Monday 7 January 2008

Enterprise Wiki

We're starting to take a look at Wikis again in EY. I first looked at wikis about 2 years ago when I set up a MediaWiki based wiki on an experimental server. I charted some of that course on an old blog. My conclusion from that time was that Confluence offered the best enterprise solution - reference my post Mediawiki is not for enterprise (to which Ross Nelson added some interesting comments on SharePoint2007); also At-Last-ian in this blog.

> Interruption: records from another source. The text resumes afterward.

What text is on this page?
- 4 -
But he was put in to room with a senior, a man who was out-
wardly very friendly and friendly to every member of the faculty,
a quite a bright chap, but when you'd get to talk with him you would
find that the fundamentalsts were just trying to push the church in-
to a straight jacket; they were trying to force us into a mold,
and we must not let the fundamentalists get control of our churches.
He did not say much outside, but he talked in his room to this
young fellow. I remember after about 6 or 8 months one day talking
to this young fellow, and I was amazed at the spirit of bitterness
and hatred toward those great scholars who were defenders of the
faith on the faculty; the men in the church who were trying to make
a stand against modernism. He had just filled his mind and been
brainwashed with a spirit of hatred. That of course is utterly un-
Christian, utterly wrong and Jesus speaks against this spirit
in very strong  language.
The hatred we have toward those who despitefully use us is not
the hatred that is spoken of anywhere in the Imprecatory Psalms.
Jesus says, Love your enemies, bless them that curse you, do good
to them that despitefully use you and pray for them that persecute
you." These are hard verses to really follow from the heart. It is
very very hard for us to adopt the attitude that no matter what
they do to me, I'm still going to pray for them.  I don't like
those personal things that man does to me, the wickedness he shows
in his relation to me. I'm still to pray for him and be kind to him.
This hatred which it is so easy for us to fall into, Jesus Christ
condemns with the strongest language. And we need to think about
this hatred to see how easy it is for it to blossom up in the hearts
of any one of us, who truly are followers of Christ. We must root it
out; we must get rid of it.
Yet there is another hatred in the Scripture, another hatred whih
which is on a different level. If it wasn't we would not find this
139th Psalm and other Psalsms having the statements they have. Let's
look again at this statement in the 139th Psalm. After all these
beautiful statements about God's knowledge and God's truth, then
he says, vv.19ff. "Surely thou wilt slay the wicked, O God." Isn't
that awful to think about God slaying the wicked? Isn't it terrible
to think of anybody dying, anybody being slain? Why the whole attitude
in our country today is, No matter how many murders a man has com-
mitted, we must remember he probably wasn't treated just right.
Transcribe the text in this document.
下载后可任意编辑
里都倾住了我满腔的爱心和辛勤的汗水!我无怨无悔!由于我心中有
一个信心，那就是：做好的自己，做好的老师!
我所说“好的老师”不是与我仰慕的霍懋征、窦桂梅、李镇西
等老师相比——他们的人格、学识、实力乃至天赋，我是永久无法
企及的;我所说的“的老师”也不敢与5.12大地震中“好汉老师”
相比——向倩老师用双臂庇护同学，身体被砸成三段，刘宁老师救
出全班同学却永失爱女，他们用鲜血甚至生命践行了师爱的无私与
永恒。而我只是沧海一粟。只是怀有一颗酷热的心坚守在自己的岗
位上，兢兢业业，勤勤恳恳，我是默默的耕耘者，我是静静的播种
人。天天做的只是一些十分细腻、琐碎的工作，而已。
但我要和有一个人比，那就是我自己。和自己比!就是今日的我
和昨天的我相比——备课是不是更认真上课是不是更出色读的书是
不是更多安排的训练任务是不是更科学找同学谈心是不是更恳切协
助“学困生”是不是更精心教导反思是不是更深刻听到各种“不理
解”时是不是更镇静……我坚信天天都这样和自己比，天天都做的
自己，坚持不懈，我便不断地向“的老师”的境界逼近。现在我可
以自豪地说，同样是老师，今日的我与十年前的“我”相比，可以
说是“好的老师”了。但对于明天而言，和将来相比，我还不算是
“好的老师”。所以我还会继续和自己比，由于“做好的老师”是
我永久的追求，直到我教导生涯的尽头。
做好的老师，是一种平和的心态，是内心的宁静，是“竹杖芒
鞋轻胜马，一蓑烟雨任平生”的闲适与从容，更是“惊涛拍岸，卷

Although we have several repositories of information/knowledge that resemble, in varying degrees, a wiki it appears that the time of the true wiki (what is that?) may finally have arrived. The challenge is developing a solution that fits both with our current and future architecture (Enterprise Architecture) and our strategy around Knowledge Management.

I'll post more as we go.

UPDATE: The reason I ask what a true wiki is, is that so many solutions try to cover a large functional part of the social software domain rather than just being a wiki. Look at this quote from the Blogtronix web site (I pick this as an example, not to single this company out, even Confluence looks vulnerable to this charge):
BlogtronixEnterprise is the first service to offer secure Enterprise 2.0 blogs with wikis, RSS, document management, CMS, communities and corporate social networking built on the Microsoft .NET 2.0 architecture.
I don't want another DM solution, I already have a CMS and blog platform, so how can I seriously consider implementing this.

Then there's another class of solutions that are available online only. I don't think EY is ready to trust another organisation with its data in the way that solutions such as CentralDeskop and PBWiki require.

Prediction markets

It's always interesting to read what other organisations are doing, and Google seems to do this sort of thing a lot and well.

Google’s Lunchtime Betting Game - New York Times
In the last two and a half years, 1,463 employees have made wagers with play money (Goobles, as in rubles) on questions like: will Google open a Russia office? will Apple release an Intel-based Mac? how many users will Gmail have at the end of the quarter?